12ライナー:2011/11/26(土) 17:44:01 HOST:222-151-086-003.jp.fiberbit.net
「これは俺の勘だが、接近戦に縺れたらやばそうな感じがする」
 勘と言っても、あまり根本的ではない紅蓮の意見だったが、滝の足を2、3歩下がらせる。
 極道の世界では、上の人間の命令は絶対服従だった。

 阿曇組若頭、阿曇紅蓮―――
 その右腕である滝は、生まれた時から紅蓮を支えてきた。
「なー、滝ー。俺のとーさんっていつ帰ってくんの?」
 阿曇紅蓮、5歳。生まれた時、彼は母を失い、頭である父、阿曇 天斗(あずみ あまと)は旅に出ると言って、組を去っていた。
「もうすぐ……じゃ、ないっスかね?」
 幼い紅蓮が、乱暴な言葉を使う事に、滝 次五朗(たき じごろう)は少々悲しみを覚えていた。
 このような、赤い瞳という特性を受けついだ子供が、極道という中で失われるのではないかと、不安だった。
 自分よりも美しい存在は傷つけたくない、汚してはならないと考えていた。
 11年前、滝は17歳だった。
 天斗から救われ、組に入ったのを滝は良く覚えている。しかし、何故入ったのか、何故助けられたのかは未だに思い出せずにいた。
「とーさんって、どんな人だったんだ?」
「えーと、強くて、口べたで、とにかく男らしい人だったっスよ」
「んじゃ、俺はとーさんみたいに、強くて、口べたで、男らしい人間になってやる!」
 そう言う紅蓮の瞳は、微かに日の光を帯びて、真っ赤に輝いていた。
「いや、口べたはいいんじゃないスか……?」

 とにかく、滝は紅蓮の命令に絶対服従してきた。それはこれからもそうだし、紅蓮は無理な命令は今までしなかった。滝が今まで会ってきた中で、一番部下思いな上司だった。
 だから、どんな状況下でも、紅蓮の言うことに反論はしなかった。
 ただ、ギリギリまで待って―――

 その頃、紅蓮と防寒女は葉と銃弾のぶつけ合いをしていた。
 葉と銃弾だというのに、金属音が辺りに響く。
「クソッ! どうなってやがる、コイツの攻撃は!」
 無限と言うに等しいくらい、女の懐からは何枚もの葉が、手裏剣のように打ち出される。
「貴様に言ってくれるほど、そう易々とした技ではないわっ!」
 言葉と同時に、また、葉の先端が紅蓮を襲った。
 このままでは銃弾が足りなくなる。

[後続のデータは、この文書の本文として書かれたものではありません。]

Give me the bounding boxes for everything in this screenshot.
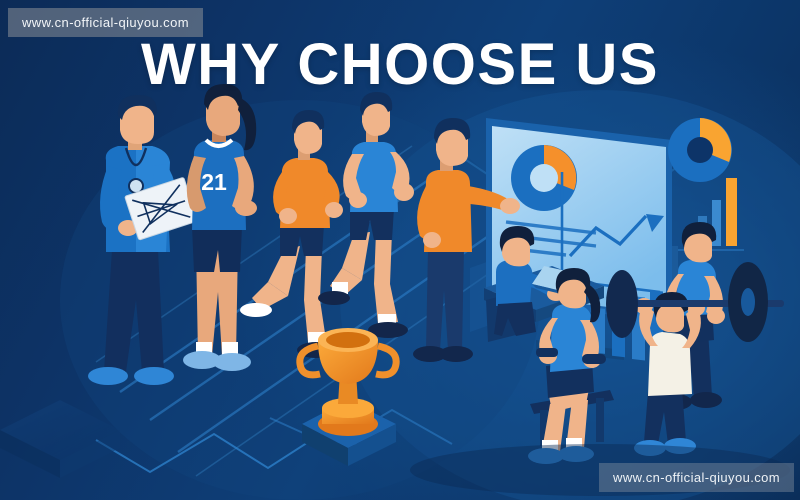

そう感じた紅蓮は急いで横に跳ぶ。
 紅蓮が葉を横跳びして躱すと、着地と同時に頬から血が溢れる。葉の側面は刃のように鋭かったのだ。
「チクショウ!」
 すぐさま体勢を立て直し、紅蓮は女に向かって銃声を響かせる。
 一瞬と言える銃弾の速さに、女は白いマントで身を防ぐ。たった一切れの布一枚で。
 銃弾がマントに当たると、これもまた金属音が響き渡る。一体、相手はどんな方法で、あのような芸当とも言える事をしているのだろうか。
「(弾切れか……)」
 スライドを引きながら、銃弾がもう残っていない事を察する。
「(あんまし、これは使いたか無いんだが……!)」
 紅蓮は銃のリリースボタンを押して、マガジンを取り出す。そして、それを懐へと仕舞うと、先程とは違う鉄骨の山に身を隠す。
「仕入れが難しい弾なら、一発で決めねぇとな!」
 紅蓮は、懐から新たなマガジンを取り出し、銃に填め込む。
 その間にも、女は鋭い葉を放っているようで、鉄骨の影から、緑の葉がまるで地から出たモグラのように、3つ4つ飛び出してくる。

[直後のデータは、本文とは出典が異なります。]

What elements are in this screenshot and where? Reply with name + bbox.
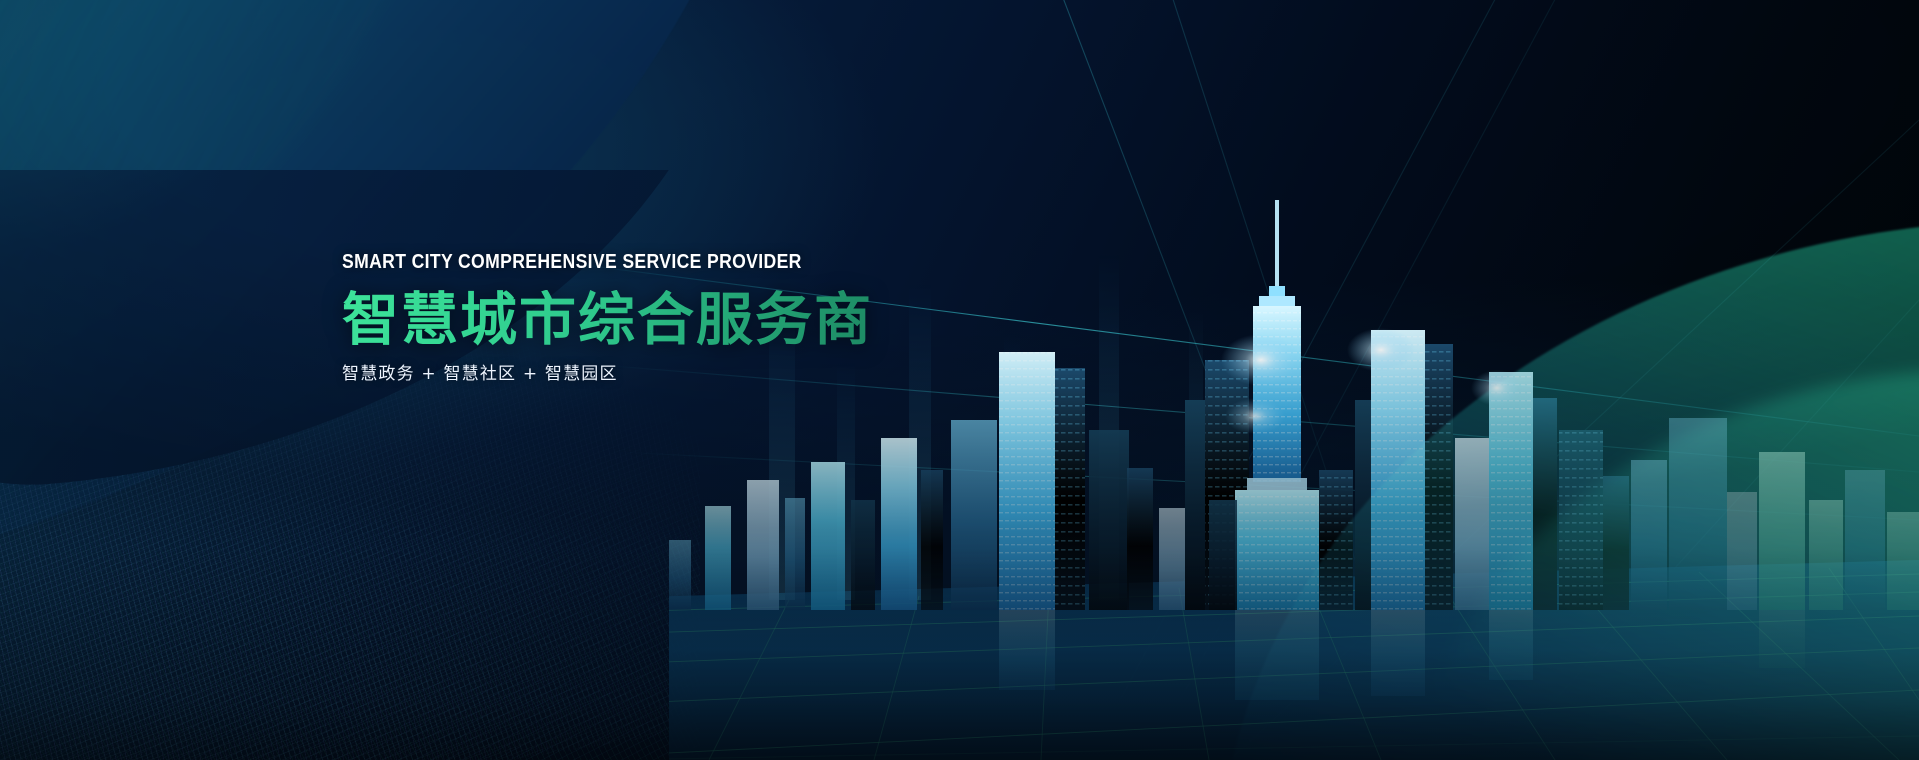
- hero-subline-text: 智慧政务 + 智慧社区 + 智慧园区: [342, 366, 873, 383]
- hero-eyebrow-text: SMART CITY COMPREHENSIVE SERVICE PROVIDE…: [342, 252, 809, 272]
- hero-headline-title: 智慧城市综合服务商: [342, 290, 873, 352]
- hero-copy-block: SMART CITY COMPREHENSIVE SERVICE PROVIDE…: [342, 252, 873, 383]
- skyline-bars-left: [669, 438, 943, 610]
- smart-city-hero-banner: SMART CITY COMPREHENSIVE SERVICE PROVIDE…: [0, 0, 1919, 760]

 飛び出す葉に焦りながら、鉄骨の影で銃を構え、歩調を早めた。
「これでも、食らいやがれっ!」
 鉄骨の影から、銃口を女に向けた状態で飛び出した。
 呆気に取られた女を余所に、いらない力まで振り絞って、紅蓮はトリガーを引いた。
 大砲でも撃ち放つように、大きな銃声が響く。
 女は同じようにマントで防いだが、今度はそうではなかった。白いマントに銃弾が触れると、勢いよく爆発が起こったのだ。
 マントの外で炎が舞い上がり、黒い煙を纏いながら、女は鉄骨の山へと飛ばされて行く。
「逃げるぞ、滝!!」
 紅蓮の雷声(かみなりごえ)を聞き取って、滝は急いでバイクのエンジンを掛ける。
 バイクの荷台に、布団でも干すように掛けられた少女を紅蓮は担いで、滝の後ろへとバイクに跨った。
 鉄骨で蠢(うごめ)く女を確認しながら、バイクは工事現場をうるさく走り抜けていった。